6 thoughts on “The Power of the Pen Paradigm: A Replicability Analysis

  1. This is an interesting analysis, but I don’t think you should call it a “replicability analysis” given that you’re simply meta-analyzing studies that are so methodologically heterogeneous that they could never falsify an original hypothesis. A true (& valid) “replicability analysis” needs to ensure that each replication study uses a methodology that is indeed sufficiently methodologically similar to an original study, which is what Curate Science does, as outlined in our latest unified framework paper: https://osf.io/preprints/psyarxiv/uwmr8

    Also, you should stop (mis)defining replicability as statistical power (“…goal is to estimate the average replicability of a set of studies, where replicability is defined as the probability of obtaining a statistically significant result”) because this just confuses everything. Replicability is the extent to which an effect is independently replicable in sufficiently methodogically similar replication studies (which themselves are also each sufficiently transparently reported & exhibit sufficient analytic reproducibility): see https://osf.io/pxe5h/

    Finally, I disagree with your statement (“The same cannot be said about Darwin’s theory of emotion”) because his theory might still have merit, but has not **yet** been tested correctly (e.g., testing the facial feedback hypothesis using a very sophisticated camouflaged highly-repeated within-person design).


    1. 1. How do you define sufficiently similar?

      2. The core definition of replication is that the replication study produces the same result. If the result of the first study is statistical significance, this implies that the criterion for the replication study is also statistical significance.

      3. There may be other ways to do replicability analysis and to define replicability, but that does not mean that my use of the term is wrong, just different from your approach.

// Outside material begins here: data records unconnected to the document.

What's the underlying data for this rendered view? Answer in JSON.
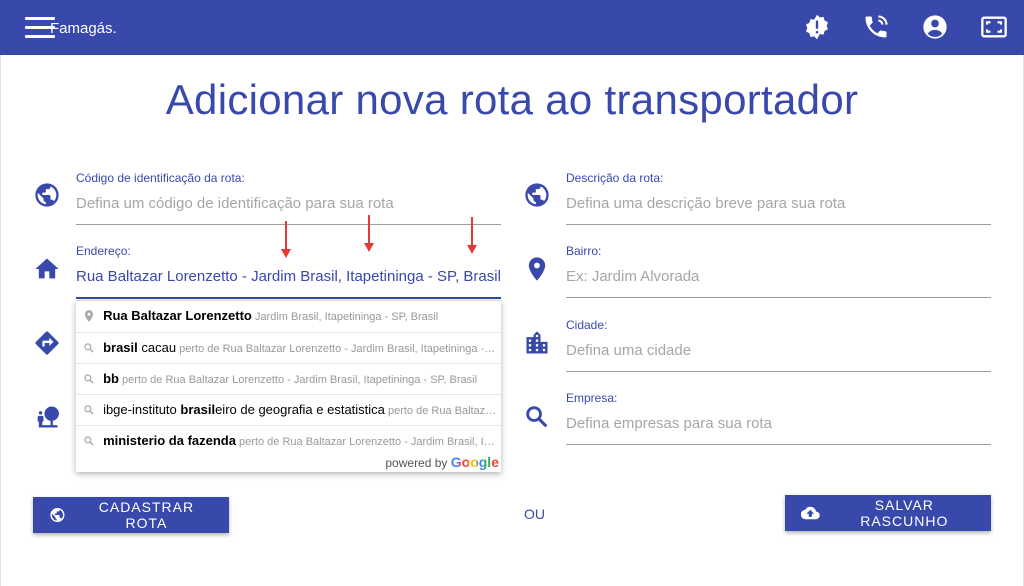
{
  "app": {
    "brand": "Famagás."
  },
  "header_icons": [
    "report-icon",
    "phone-in-talk-icon",
    "account-circle-icon",
    "fullscreen-icon"
  ],
  "colors": {
    "primary": "#3949ab",
    "arrow": "#e53935"
  },
  "page": {
    "title": "Adicionar nova rota ao transportador"
  },
  "form": {
    "route_code": {
      "label": "Código de identificação da rota:",
      "placeholder": "Defina um código de identificação para sua rota"
    },
    "address": {
      "label": "Endereço:",
      "value": "Rua Baltazar Lorenzetto - Jardim Brasil, Itapetininga - SP, Brasil"
    },
    "description": {
      "label": "Descrição da rota:",
      "placeholder": "Defina uma descrição breve para sua rota"
    },
    "neighborhood": {
      "label": "Bairro:",
      "placeholder": "Ex: Jardim Alvorada"
    },
    "city": {
      "label": "Cidade:",
      "placeholder": "Defina uma cidade"
    },
    "company": {
      "label": "Empresa:",
      "placeholder": "Defina empresas para sua rota"
    }
  },
  "autocomplete": {
    "items": [
      {
        "main": "Rua Baltazar Lorenzetto",
        "context": "Jardim Brasil, Itapetininga - SP, Brasil"
      },
      {
        "main_bold": "brasil",
        "main_rest": " cacau",
        "near": "perto de",
        "context": "Rua Baltazar Lorenzetto - Jardim Brasil, Itapetininga - SP, Brasil"
      },
      {
        "main_bold": "bb",
        "near": "perto de",
        "context": "Rua Baltazar Lorenzetto - Jardim Brasil, Itapetininga - SP, Brasil"
      },
      {
        "main_pre": "ibge-instituto ",
        "main_bold": "brasil",
        "main_rest": "eiro de geografia e estatistica",
        "near": "perto de",
        "context": "Rua Baltazar Lorenzetto - Jardim Brasil, Itapetininga - SP, Brasil"
      },
      {
        "main_bold": "ministerio da fazenda",
        "near": "perto de",
        "context": "Rua Baltazar Lorenzetto - Jardim Brasil, Itapetininga - SP, Brasil"
      }
    ],
    "powered_by": "powered by",
    "google": "Google"
  },
  "actions": {
    "register": "CADASTRAR ROTA",
    "or": "OU",
    "save_draft": "SALVAR RASCUNHO"
  }
}
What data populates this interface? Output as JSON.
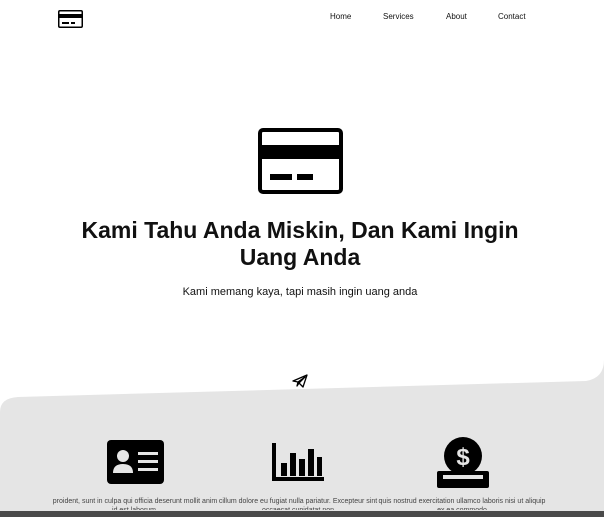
{
  "header": {
    "logo_icon": "credit-card-icon",
    "nav": [
      {
        "label": "Home"
      },
      {
        "label": "Services"
      },
      {
        "label": "About"
      },
      {
        "label": "Contact"
      }
    ]
  },
  "hero": {
    "icon": "credit-card-icon",
    "title": "Kami Tahu Anda Miskin, Dan Kami Ingin Uang Anda",
    "subtitle": "Kami memang kaya, tapi masih ingin uang anda",
    "action_icon": "paper-plane-icon"
  },
  "features": [
    {
      "icon": "id-card-icon",
      "text": "proident, sunt in culpa qui officia deserunt mollit anim id est laborum."
    },
    {
      "icon": "bar-chart-icon",
      "text": "cillum dolore eu fugiat nulla pariatur. Excepteur sint occaecat cupidatat non"
    },
    {
      "icon": "dollar-hand-icon",
      "text": "quis nostrud exercitation ullamco laboris nisi ut aliquip ex ea commodo"
    }
  ],
  "colors": {
    "background": "#ffffff",
    "features_background": "#e5e5e5",
    "icon": "#000000",
    "bottom_bar": "#4a4a4a"
  }
}
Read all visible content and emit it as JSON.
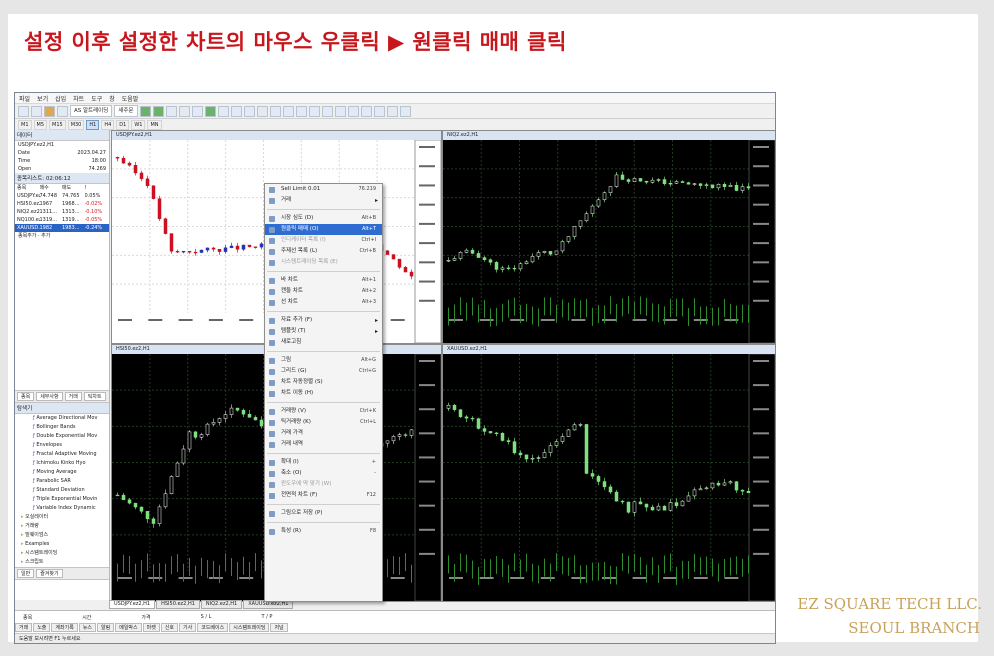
{
  "headline": "설정 이후 설정한 차트의 마우스 우클릭 ▶ 원클릭 매매 클릭",
  "credit": {
    "line1": "EZ SQUARE TECH LLC.",
    "line2": "SEOUL BRANCH"
  },
  "colors": {
    "headline": "#c8161d",
    "credit": "#c9a25a",
    "menu_highlight": "#2f6cd1",
    "candle_up": "#7fe07f",
    "chart_bg_dark": "#000000"
  },
  "app": {
    "menu": [
      "파일",
      "보기",
      "삽입",
      "차트",
      "도구",
      "창",
      "도움말"
    ],
    "toolbar": {
      "auto_trade": "AS 알트레이딩",
      "new_order": "새주문"
    },
    "timeframes": [
      "M1",
      "M5",
      "M15",
      "M30",
      "H1",
      "H4",
      "D1",
      "W1",
      "MN"
    ],
    "active_timeframe": "H1"
  },
  "data_window": {
    "title": "데이터",
    "symbol": "USDJPY.ez2,H1",
    "rows": [
      {
        "k": "Date",
        "v": "2023.04.27"
      },
      {
        "k": "Time",
        "v": "18:00"
      },
      {
        "k": "Open",
        "v": "74.269"
      }
    ]
  },
  "market_watch": {
    "title": "종목리스트: 02:06:12",
    "headers": [
      "종목",
      "매수",
      "매도",
      "!"
    ],
    "rows": [
      [
        "USDJPY.ez2",
        "74.748",
        "74.765",
        "0.05%"
      ],
      [
        "HSI50.ez2",
        "1967",
        "1968...",
        "-0.02%"
      ],
      [
        "NIQ2.ez2",
        "1311...",
        "1313...",
        "-0.10%"
      ],
      [
        "NQ100.ez2",
        "1319...",
        "1319...",
        "-0.05%"
      ],
      [
        "XAUUSD.ez2",
        "1982",
        "1983...",
        "-0.24%"
      ]
    ],
    "footer": "종목추가 · 추가",
    "tabs": [
      "종목",
      "세부사항",
      "거래",
      "틱차트"
    ]
  },
  "navigator": {
    "title": "탐색기",
    "indicators": [
      "Average Directional Mov",
      "Bollinger Bands",
      "Double Exponential Mov",
      "Envelopes",
      "Fractal Adaptive Moving",
      "Ichimoku Kinko Hyo",
      "Moving Average",
      "Parabolic SAR",
      "Standard Deviation",
      "Triple Exponential Movin",
      "Variable Index Dynamic"
    ],
    "folders": [
      "오실레이터",
      "거래량",
      "빌웨이엄스",
      "Examples",
      "시스템트레이딩",
      "스크립트"
    ],
    "tabs": [
      "일반",
      "즐겨찾기"
    ]
  },
  "charts": [
    {
      "title": "USDJPY.ez2,H1",
      "info": "USDJPY.ez2,H1  Yen Deals 10"
    },
    {
      "title": "HSI50.ez2,H1",
      "info": "HSI50.ez2,H1  Hang Seng 50 Index"
    },
    {
      "title": "NIQ2.ez2,H1",
      "info": "NIQ2.ez2,H1  Nikkei 225"
    },
    {
      "title": "XAUUSD.ez2,H1",
      "info": "XAUUSD.ez2,H1  Gold vs US Dollar"
    }
  ],
  "chart_tabs": [
    "USDJPY.ez2,H1",
    "HSI50.ez2,H1",
    "NIQ2.ez2,H1",
    "XAUUSD.ez2,H1"
  ],
  "context_menu": {
    "items": [
      {
        "label": "Sell Limit 0.01",
        "shortcut": "76.219",
        "kind": "normal"
      },
      {
        "label": "거래",
        "shortcut": "",
        "kind": "submenu"
      },
      {
        "kind": "sep"
      },
      {
        "label": "시장 심도 (D)",
        "shortcut": "Alt+B",
        "kind": "normal"
      },
      {
        "label": "원클릭 매매 (O)",
        "shortcut": "Alt+T",
        "kind": "highlight"
      },
      {
        "label": "인디케이터 목록 (I)",
        "shortcut": "Ctrl+I",
        "kind": "disabled"
      },
      {
        "label": "주제선 목록 (L)",
        "shortcut": "Ctrl+B",
        "kind": "normal"
      },
      {
        "label": "시스템트레이딩 목록 (E)",
        "shortcut": "",
        "kind": "disabled"
      },
      {
        "kind": "sep"
      },
      {
        "label": "바 차트",
        "shortcut": "Alt+1",
        "kind": "normal"
      },
      {
        "label": "캔들 차트",
        "shortcut": "Alt+2",
        "kind": "normal"
      },
      {
        "label": "선 차트",
        "shortcut": "Alt+3",
        "kind": "normal"
      },
      {
        "kind": "sep"
      },
      {
        "label": "자료 추가 (F)",
        "shortcut": "",
        "kind": "submenu"
      },
      {
        "label": "템플릿 (T)",
        "shortcut": "",
        "kind": "submenu"
      },
      {
        "label": "새로고침",
        "shortcut": "",
        "kind": "normal"
      },
      {
        "kind": "sep"
      },
      {
        "label": "그림",
        "shortcut": "Alt+G",
        "kind": "normal"
      },
      {
        "label": "그리드 (G)",
        "shortcut": "Ctrl+G",
        "kind": "normal"
      },
      {
        "label": "차트 자동정렬 (S)",
        "shortcut": "",
        "kind": "normal"
      },
      {
        "label": "차트 이동 (H)",
        "shortcut": "",
        "kind": "normal"
      },
      {
        "kind": "sep"
      },
      {
        "label": "거래량 (V)",
        "shortcut": "Ctrl+K",
        "kind": "normal"
      },
      {
        "label": "틱거래량 (K)",
        "shortcut": "Ctrl+L",
        "kind": "normal"
      },
      {
        "label": "거래 가격",
        "shortcut": "",
        "kind": "normal"
      },
      {
        "label": "거래 내역",
        "shortcut": "",
        "kind": "normal"
      },
      {
        "kind": "sep"
      },
      {
        "label": "확대 (I)",
        "shortcut": "+",
        "kind": "normal"
      },
      {
        "label": "축소 (O)",
        "shortcut": "-",
        "kind": "normal"
      },
      {
        "label": "윈도우에 딱 맞기 (W)",
        "shortcut": "",
        "kind": "disabled"
      },
      {
        "label": "전면적 차트 (F)",
        "shortcut": "F12",
        "kind": "normal"
      },
      {
        "kind": "sep"
      },
      {
        "label": "그림으로 저장 (P)",
        "shortcut": "",
        "kind": "normal"
      },
      {
        "kind": "sep"
      },
      {
        "label": "특성 (R)",
        "shortcut": "F8",
        "kind": "normal"
      }
    ]
  },
  "terminal": {
    "headers": [
      "종목",
      "시간",
      "가격",
      "S / L",
      "T / P"
    ],
    "tabs": [
      "거래",
      "노출",
      "계좌기록",
      "뉴스",
      "알림",
      "메일박스",
      "마켓",
      "신호",
      "기사",
      "코드베이스",
      "시스템트레이딩",
      "저널"
    ]
  },
  "status": "도움말 보시려면 F1 누르세요"
}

      4. Finally, it is a statistical fact that the probability of replicating an original finding is a function fo power. Of course, power is not the only factor because replications are never exact, but power is by definition the probability of obtaining a significant result in the original study and in the replication study.

      What these analyses show is that all studies had very low power to detect a facial feedback effect and publication bias inflated the impression of the replicability of the effect.

      It would be interesting to see what conclusions we can draw from your analysis of pen-in-mouth studies.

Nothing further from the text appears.